Outdoor Encounters

By Nathan Bolls on November 7, 2019

The loud, thumping trill from the woods booms against our ears. I’m reminded of James Thurber’s “things that go bump in the night.” What Phantom of the Forest with such auditory might lurks therein and calls from the night? Or... “what rough beast...slouches toward Bethlehem to be born?” (W.B. Yeats poem “The Second Coming”) Numerous societies across our world speak of a mysterious local monster, but the existence of none, as of yet, has been proven. We hear most often of the Himalayan Yeti, the north American Sasquatch (Bigfoot), or of Scotland’s Loch Ness Monster.  

   Not to be outdone, we have one of those “things that go bump in the night:” the Beast of the Loud Thumps (Thank you, Sharon) that we know as the—Treefrog, or Tree Toad, as they sometimes are called! Reason for second name later. They are all around us, just waiting to burst—our eardrums! For two reasons, humans rarely see them. It is the only amphibian in Kansas capable increasing its camouflage, of changing somewhat both the pattern on and the color of its skin to match the substrate on which it happens to be sitting or clinging.

   Although the treefrog skin’s ground color usually is some shade of gray, both species possess the ability to change through a range of colors to green. But regardless of the ground color, there is an irregular dark pattern on the back outlined in black. I was only eight to nine years old when I first held one in my hand—and was intrigued with watching its skin color change gradually from greyish to brownish, a reaction that is hormone driven. 

   And then there’s the matter of size: snout to rump, they usually are in the mighty range of  1 1/4th to 2 1/4th inches in length!  Everyone who has heard that loud, thumping trill, and knows the frog’s size, wonders how the critter manages to create that magnitude of sound.

  We have two species of treefrogs in Kansas: Cope’s gray treefrog and the eastern gray treefrog, so similar that one has to use the diameter of their red blood cells or the number of their chromosomes to tell them apart. For example, Cope’s treefrog has half as many chromosomes as does the eastern gray. 

  Both are highly arboreal (far more than any other KS frogs), inhabiting trees and low shrubs in woodland and woodland edge areas. But the Cope’s gray treefrog is more arboreal, and apparently can tolerate a less humid habitat. Both species possess enlarged adhesive toe pads that enable them cling to surfaces, even to a vertical glass plate!

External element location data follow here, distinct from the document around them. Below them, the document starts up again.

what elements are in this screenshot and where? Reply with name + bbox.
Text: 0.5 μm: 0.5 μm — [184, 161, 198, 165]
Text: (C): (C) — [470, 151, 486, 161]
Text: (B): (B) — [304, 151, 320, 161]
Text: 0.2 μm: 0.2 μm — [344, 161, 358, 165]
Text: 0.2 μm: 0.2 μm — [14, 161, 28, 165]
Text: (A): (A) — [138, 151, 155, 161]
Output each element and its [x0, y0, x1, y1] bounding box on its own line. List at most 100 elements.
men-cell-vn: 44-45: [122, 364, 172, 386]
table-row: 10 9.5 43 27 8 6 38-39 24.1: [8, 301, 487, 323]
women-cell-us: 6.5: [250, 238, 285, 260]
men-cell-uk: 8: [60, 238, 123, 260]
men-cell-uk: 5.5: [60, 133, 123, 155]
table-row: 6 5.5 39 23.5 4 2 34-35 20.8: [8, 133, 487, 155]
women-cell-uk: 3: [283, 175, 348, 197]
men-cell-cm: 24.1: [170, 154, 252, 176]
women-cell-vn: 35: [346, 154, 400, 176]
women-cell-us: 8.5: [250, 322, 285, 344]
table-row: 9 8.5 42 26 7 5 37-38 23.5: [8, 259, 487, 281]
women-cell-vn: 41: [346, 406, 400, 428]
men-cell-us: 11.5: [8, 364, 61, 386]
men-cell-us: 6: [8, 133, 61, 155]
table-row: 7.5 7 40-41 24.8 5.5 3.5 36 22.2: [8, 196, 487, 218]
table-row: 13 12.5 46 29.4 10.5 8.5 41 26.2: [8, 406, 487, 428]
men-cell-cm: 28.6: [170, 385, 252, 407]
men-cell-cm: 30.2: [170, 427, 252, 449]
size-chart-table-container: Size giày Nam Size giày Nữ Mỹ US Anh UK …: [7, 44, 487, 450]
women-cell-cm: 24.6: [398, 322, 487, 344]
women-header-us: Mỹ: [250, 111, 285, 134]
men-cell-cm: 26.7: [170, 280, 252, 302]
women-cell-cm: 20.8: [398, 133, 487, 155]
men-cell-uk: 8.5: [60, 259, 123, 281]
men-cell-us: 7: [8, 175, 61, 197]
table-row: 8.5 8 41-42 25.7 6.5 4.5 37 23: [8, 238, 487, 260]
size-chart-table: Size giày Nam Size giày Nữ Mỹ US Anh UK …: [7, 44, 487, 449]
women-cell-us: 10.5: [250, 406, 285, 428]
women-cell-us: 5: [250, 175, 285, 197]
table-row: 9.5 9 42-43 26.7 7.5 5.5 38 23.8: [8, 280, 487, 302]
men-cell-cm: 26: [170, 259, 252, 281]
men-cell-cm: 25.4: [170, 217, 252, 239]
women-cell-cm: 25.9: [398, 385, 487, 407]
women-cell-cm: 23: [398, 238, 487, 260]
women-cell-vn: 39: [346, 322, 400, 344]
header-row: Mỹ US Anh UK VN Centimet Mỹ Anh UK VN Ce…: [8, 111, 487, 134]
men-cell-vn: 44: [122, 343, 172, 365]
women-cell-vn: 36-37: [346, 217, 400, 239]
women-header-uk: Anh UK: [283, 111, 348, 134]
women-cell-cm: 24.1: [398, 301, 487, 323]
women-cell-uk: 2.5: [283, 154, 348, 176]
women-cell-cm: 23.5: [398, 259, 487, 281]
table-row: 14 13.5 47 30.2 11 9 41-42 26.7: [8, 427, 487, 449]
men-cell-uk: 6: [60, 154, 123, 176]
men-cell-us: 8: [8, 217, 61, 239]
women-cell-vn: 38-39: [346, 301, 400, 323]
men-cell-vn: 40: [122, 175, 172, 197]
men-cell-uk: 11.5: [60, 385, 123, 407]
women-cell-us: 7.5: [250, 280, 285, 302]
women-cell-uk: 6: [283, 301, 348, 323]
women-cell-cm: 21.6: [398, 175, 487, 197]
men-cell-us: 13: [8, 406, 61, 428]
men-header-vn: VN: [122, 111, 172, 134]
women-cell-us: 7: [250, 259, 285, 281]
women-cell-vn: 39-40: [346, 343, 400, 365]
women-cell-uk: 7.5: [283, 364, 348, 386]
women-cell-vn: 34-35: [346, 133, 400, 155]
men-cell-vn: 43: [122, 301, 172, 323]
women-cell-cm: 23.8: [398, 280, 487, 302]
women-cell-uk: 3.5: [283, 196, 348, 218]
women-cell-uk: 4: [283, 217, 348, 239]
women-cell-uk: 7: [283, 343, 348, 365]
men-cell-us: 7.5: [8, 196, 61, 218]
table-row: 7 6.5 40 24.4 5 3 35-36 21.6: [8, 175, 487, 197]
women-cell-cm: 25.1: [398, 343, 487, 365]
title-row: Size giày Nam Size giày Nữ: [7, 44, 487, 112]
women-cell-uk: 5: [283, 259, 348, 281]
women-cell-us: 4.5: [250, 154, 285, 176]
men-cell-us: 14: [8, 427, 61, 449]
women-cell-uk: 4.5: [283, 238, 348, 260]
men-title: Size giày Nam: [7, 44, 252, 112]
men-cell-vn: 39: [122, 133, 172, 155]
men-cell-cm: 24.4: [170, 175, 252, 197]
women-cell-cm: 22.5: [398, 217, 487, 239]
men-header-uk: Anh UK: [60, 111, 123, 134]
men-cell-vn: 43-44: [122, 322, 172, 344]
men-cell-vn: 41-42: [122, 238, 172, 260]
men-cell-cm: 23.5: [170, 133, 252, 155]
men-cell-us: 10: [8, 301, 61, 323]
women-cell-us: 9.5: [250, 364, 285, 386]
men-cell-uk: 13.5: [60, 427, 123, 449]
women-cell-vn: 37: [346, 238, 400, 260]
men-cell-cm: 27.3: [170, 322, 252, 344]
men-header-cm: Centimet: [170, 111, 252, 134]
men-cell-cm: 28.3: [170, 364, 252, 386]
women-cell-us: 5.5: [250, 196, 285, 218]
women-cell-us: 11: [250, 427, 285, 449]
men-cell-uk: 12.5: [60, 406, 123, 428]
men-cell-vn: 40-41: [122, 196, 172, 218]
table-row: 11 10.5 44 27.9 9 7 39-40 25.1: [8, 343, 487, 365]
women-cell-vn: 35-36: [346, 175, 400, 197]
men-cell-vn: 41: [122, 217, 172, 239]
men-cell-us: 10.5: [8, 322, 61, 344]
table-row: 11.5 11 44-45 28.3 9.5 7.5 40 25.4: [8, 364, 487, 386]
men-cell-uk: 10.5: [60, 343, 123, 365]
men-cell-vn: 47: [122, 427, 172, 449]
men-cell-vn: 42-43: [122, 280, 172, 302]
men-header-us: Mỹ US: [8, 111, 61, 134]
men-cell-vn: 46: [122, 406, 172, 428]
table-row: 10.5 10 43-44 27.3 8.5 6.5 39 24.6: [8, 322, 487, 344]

  They are active in Kansas from early March to early October, their trills growing slower and

shorter in cooler weather: below 60 degrees. One mid-October I once heard one give but a single loud “thump;” probably the Cope’s treefrog because of the harshness of the “thump,” which sounded more like a bark.  Their normal breeding season is from mid-March to mid-July in permanent, semi-permanent, or temporary pools with mud bottoms, or weedy vegetation in or nearby wet woodlands. The males often “sing” in choruses within the same breeding area, and they do this either on the ground at water’s edge or from low overhanging vegetation. 

The most robust choruses have been recorded between 10 p.m. and 3 a.m. The mating call for both sexes is a loud trill that lasts one to three seconds. The gray treefrog’s call is slower and more melodious than the harsh call of Cope’s treefrog. They are nocturnal and are active even on hot, but humid, summer nights, when they can often be heard calling from tree tops.  Listen for them; it makes the humidity more bearable.  

  As cold weather approaches, they find shelter under loose bark, among the tangle of roots of trees, beneath leaf litter, under logs, or in hollow trees. They are freeze tolerant, forming a glycerol in their blood, and are able to withstand temperatures as low as minus 20 degrees Fahrenheit. Amazing! When inactive during warm weather they hide in some of these same sorts of spots.

  Our treefrogs feed on beetles, ants, flies, moths, insect larvae, spiders, and other small invertebrates. Around human habitations, they often forage near porch lights, windows, and other sources of light. Look closely while enjoying your porch in the evening. 

  Usually, but not always, their skin is rough and warty, like that of a toad. But, like other frogs, the skin always a bit moist. The skin of other frogs is smooth, but highly permeable, making it a route via which water may be either easily lost from or taken up by the body.  The treefrog skin surely is less permeable than that of other KS frogs. Otherwise, these animals would not be able to travel so far, and stay so long away from a body of water. 

  These marvelous creatures represent yet another fly in the out-of-date jar of ointment that is labelled Bigger-is-Always-Better.